What do you think healthcare for endometriosis in Canada should look like? Awareness is key. The fact that my family doctor in high school and university didn’t even mention the possibility of endometriosis, and that I had to hear the word for the first time when I was in my 20s, is absolutely insane! It shouldn’t be up to the people who suffer to talk about their stories; it helps, but doctors and health care providers need to educate themselves and spread the word among their colleagues. I do my best to tell anyone who will listen, since so many women suffer without any diagnosis or treatment, but endo sufferers can only do so much by ourselves! If people know more about endometriosis, I hope it will lead to more research and therefore more treatment options, or at least more doctors across the country who are able to help. I also think it might help to have financial supports in place for those who are unable to work because their pain is so severe every single day. Even for me, if I miss a couple of days of work I could lose pay that I need to support myself. I can’t imagine how much harder it would be if I couldn’t work at all.

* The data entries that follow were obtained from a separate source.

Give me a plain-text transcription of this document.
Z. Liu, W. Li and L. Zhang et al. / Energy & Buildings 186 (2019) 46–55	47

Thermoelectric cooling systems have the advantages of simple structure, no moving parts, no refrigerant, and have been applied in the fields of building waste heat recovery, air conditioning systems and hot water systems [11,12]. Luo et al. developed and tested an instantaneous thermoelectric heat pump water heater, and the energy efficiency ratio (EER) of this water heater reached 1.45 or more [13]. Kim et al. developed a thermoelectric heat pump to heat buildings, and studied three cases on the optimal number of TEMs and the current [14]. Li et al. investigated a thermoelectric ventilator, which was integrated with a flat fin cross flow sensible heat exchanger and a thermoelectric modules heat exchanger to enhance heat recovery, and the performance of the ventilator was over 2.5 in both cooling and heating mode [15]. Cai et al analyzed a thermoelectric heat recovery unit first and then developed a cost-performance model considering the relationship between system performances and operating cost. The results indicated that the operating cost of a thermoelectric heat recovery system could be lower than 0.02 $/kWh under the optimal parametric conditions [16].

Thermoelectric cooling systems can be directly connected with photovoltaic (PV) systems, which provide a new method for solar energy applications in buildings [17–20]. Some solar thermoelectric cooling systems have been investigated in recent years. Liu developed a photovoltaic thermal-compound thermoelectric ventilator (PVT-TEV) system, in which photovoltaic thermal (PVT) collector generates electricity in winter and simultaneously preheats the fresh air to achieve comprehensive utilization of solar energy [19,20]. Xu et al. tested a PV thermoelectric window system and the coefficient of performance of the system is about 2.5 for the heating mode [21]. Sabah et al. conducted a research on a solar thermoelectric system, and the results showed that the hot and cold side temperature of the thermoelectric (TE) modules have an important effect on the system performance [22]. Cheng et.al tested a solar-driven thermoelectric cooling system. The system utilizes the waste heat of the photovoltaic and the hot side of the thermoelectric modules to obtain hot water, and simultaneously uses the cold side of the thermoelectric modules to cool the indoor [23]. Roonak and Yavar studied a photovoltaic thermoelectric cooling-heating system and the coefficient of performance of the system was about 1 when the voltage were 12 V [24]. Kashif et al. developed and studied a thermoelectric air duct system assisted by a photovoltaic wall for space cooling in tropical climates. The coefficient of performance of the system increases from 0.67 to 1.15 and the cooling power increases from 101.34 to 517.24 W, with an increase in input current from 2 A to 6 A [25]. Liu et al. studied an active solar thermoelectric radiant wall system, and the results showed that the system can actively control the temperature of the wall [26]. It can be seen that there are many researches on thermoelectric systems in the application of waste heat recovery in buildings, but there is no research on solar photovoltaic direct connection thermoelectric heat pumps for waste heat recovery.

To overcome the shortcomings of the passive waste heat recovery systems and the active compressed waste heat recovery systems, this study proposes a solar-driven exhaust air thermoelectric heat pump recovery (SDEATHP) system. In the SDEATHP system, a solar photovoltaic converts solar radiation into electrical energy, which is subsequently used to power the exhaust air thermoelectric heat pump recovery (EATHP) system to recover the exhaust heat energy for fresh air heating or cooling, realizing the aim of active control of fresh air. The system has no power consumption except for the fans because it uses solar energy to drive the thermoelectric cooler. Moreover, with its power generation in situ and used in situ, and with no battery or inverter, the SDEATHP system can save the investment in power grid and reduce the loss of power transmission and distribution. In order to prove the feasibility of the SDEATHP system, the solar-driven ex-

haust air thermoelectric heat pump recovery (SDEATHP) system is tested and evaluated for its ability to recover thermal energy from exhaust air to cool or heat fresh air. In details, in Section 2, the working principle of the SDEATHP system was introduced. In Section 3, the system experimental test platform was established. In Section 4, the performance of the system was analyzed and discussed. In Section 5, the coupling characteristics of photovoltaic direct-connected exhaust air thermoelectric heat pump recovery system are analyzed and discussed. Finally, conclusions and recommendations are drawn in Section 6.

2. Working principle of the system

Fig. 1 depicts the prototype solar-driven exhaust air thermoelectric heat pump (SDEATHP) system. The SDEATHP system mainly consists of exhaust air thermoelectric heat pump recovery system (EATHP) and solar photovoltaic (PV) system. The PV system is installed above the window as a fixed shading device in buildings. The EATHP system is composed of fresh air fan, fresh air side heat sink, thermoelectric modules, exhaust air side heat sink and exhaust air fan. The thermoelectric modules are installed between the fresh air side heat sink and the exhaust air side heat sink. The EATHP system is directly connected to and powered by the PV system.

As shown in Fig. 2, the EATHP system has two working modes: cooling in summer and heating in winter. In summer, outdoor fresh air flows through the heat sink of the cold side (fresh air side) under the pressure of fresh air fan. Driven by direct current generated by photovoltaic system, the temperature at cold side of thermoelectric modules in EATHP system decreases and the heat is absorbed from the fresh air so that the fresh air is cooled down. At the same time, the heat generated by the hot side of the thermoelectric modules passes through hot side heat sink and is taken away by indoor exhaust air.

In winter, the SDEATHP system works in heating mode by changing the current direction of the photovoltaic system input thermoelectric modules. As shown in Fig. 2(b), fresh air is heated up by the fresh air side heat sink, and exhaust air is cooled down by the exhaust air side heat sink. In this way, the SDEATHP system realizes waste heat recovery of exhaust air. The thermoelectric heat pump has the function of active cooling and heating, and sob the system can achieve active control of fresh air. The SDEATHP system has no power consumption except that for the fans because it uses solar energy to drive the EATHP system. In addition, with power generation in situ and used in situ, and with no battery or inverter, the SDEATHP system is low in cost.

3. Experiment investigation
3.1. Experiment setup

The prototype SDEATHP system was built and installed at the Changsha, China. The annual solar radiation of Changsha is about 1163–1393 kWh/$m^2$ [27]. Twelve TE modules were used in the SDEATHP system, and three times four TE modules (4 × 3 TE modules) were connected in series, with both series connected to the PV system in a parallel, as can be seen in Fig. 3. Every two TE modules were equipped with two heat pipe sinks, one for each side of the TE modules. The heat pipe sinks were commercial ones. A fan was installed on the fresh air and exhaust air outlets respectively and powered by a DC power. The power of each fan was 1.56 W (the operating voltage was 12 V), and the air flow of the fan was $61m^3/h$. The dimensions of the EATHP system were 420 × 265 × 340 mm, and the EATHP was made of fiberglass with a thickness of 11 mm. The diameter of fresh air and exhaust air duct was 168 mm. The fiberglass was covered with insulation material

What do you think it is important for people to know about the experience of having endometriosis in Canada? Having endometriosis is a struggle! The fact that 1 in 10 women suffer from this awful condition, yet I didn’t hear about it until my 20s, is unacceptable! Canada needs to do a better job talking about endo and training more doctors to help women who need it. Nobody should have to be in agony for (in my case) 12 years without getting any real help. It’s a terrible way to live and can impact not just your physical health but also your mental health.